Price of local politics

MCMC’s decision resulted in a financial shortfall for the Stanley ambulance, which led to the board taking out a loan in 2021, in turn leading to an increase in the local mill levies, upsetting local taxpayers in 2022.

This discontent increased attendance at SAS board meetings, culminating in the election of a new board president and secretary on April 5. The new board quickly filed a motion to declare Ambulance Resources in default of contract with the board.

The parties spent time at their May 11 meeting discussing “the shortcomings of Ambulance Resources,” in which Rensch and SAS manager Joelle Muckle were lightly grilled on various company procedures, concerns about accounting practices and response times during inclement weather.

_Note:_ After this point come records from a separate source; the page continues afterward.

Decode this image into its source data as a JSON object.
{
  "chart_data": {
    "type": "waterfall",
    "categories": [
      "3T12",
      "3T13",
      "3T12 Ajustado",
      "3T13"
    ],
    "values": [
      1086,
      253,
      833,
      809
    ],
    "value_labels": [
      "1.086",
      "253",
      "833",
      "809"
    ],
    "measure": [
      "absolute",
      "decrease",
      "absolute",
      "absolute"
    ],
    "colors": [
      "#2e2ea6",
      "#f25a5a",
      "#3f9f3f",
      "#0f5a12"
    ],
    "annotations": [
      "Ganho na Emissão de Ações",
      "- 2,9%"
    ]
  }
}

Ambulance Resources’ lawyer Jesse Walstad later took the podium to address the motion introduced at the prior meeting, saying that proper communication could mitigate the misunderstandings between Ambulance Resources and the board. Walstad hoped that closing such communication gaps would help them “forego what could become a convoluted contract dispute in favor of a productive dialogue.”

After Walstad finished, the board met in private for an executive meeting to discuss concerns related to the Ambulance Resources contract and other legal matters. The details of what was discussed have not been made public, and the SAS board has not replied to interview requests.

It remains to be seen whether the relationship between the community’s hospital and ambulance service will become amicable and cooperative once again, but it also remains murky exactly why it grew so acrimonious in the first place. MCMC leadership has not replied to multiple requests for comment on these matters. Rensch for his part, is unsure of the future.

“It all depends on if this stuff keeps going on. Who knows what could happen?” Rensch said.

The contract between Ambulance Resources and the Stanley Ambulance Service will end Jan. 1, 2023. The next open meeting of the ambulance board is scheduled for Wednesday at Stanley City Hall at 7 pm.